Jeda Waktu Pilpres hingga Pelantikan Buat Presiden Menjabat Tak Bisa Mengeluarkan Kebijakan Efektif
Jeda waktu Pemilihan Presiden 14 Februari 2024 hingga pelantikan 20 Oktober 2024, membuat Presiden menjabat tak bisa keluarkan kebijakan efektif
Penulis: Fransiskus Adhiyuda Prasetia
Editor: Arif Fajar Nasucha
Laporan Wartawan Tribunnews.com, Fransiskus Adhiyuda
TRIBUNNEWS.COM, JAKARTA - Guru Besar UIN Syarif Hidayatullah Jakarta Azyumardi Azra menyebut, jeda waktu Pemilihan Presiden 14 Februari 2024, hingga pelantikan Presiden terpilih 20 Oktober 2024, akan menciptakan keunikan dalam sistem pemerintahan.
Pasalnya, ia menilai akan ada keanehan karena Indonesia seakan memiliki 'dua' Presiden, yakni Presiden yang masih menjabat, dan Presiden terpilih, hasil Pilpres.

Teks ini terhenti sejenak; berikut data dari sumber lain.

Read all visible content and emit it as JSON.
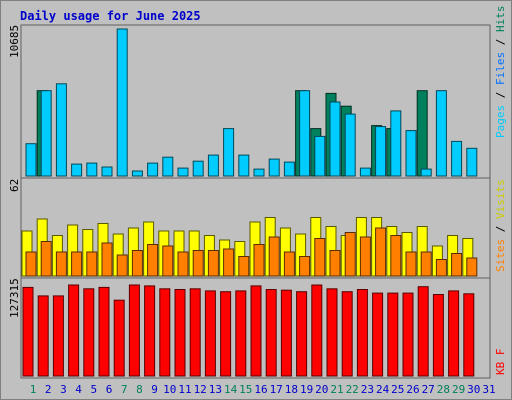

Dalam situasi itu, kata Azyumardi, Presiden yang sedang menjabat tidak ubahnya seperti Lame Duck atau 'bebek lumpuh'.
"Yang dimaksud di sini sebagai 'Bebek Lumpuh', adalah Presiden yang sedang menjabat tak bisa lagi mengeluarkan kebijakan yang efektif dan strategis, karena sudah ada Presiden dan Wakil Presiden baru, meskipun belum dilantik," kapa Azyumardi kepada wartawan, Jumat (24/6/2022).
Lebih lanjut, Azyumardi mengatakan, pasca pemilu akan terjadi gugatan hukum ke Mahkamah Konstitusi (MK).
Kemudian, MK mengesahkan terpilihnya Presiden dan Wakil Presiden hasil Pilpres 2024, maka legitimasi Presiden terpilih menjadi lebih kuat lagi.
Baca juga: Fahri Hamzah: Pencalonan Pemilihan Presiden 2024 Berdasarkan Suara Pileg 2019 Tidak Logis
Sebaliknya, untuk Presiden yang sedang menjabat, akan semakin menjadi 'bebek lumpuh'.
Situasi semacam itu, kata Azyumardi, akan mengakibatkan kevakuman pemerintahan selama delapan bulan. Atau bisa juga terjadi disorientasi pemerintahan.
Menurutnya, hal ini bisa menjadi pelajaran penting bagi para anggota parlemen hasil Pileg 2024.
"Semoga para anggota Parlemen hasil Pileg 2024 nantinya akan memperbaiki hal ini, agar praktik demokrasi kita semakin membaik," jelasnya.
Baca juga: Bukan Prabowo dan Muhaimin, KIB Tegaskan Tidak akan Usung Sosok di Luar Koalisi Maju Pilpres 2024
Sementara, Direktur Eksekutif SMRC Sirojuddin Abbas membenarkan bahwa segera setelah Pilpres, baik putaran satu atau dua, pengaruh atau posisi tawar Presiden yang sedang menjabat kemungkinan besar akan menurun.
"Pada saat itulah sekutu politik akan pergi ke pemenang atau Presiden Terpilih. DPR juga mulai tidak responsif terhadap keinginan presiden petahana," terangnya.
Pengaruh lainnya, lanjut Sirojudin, adalah penurunan pengaruh Presiden yang menjabat di organisasi pemerintahan, terutama di kementerian yang dipimpin dari kalangan berlatar-belakang parpol.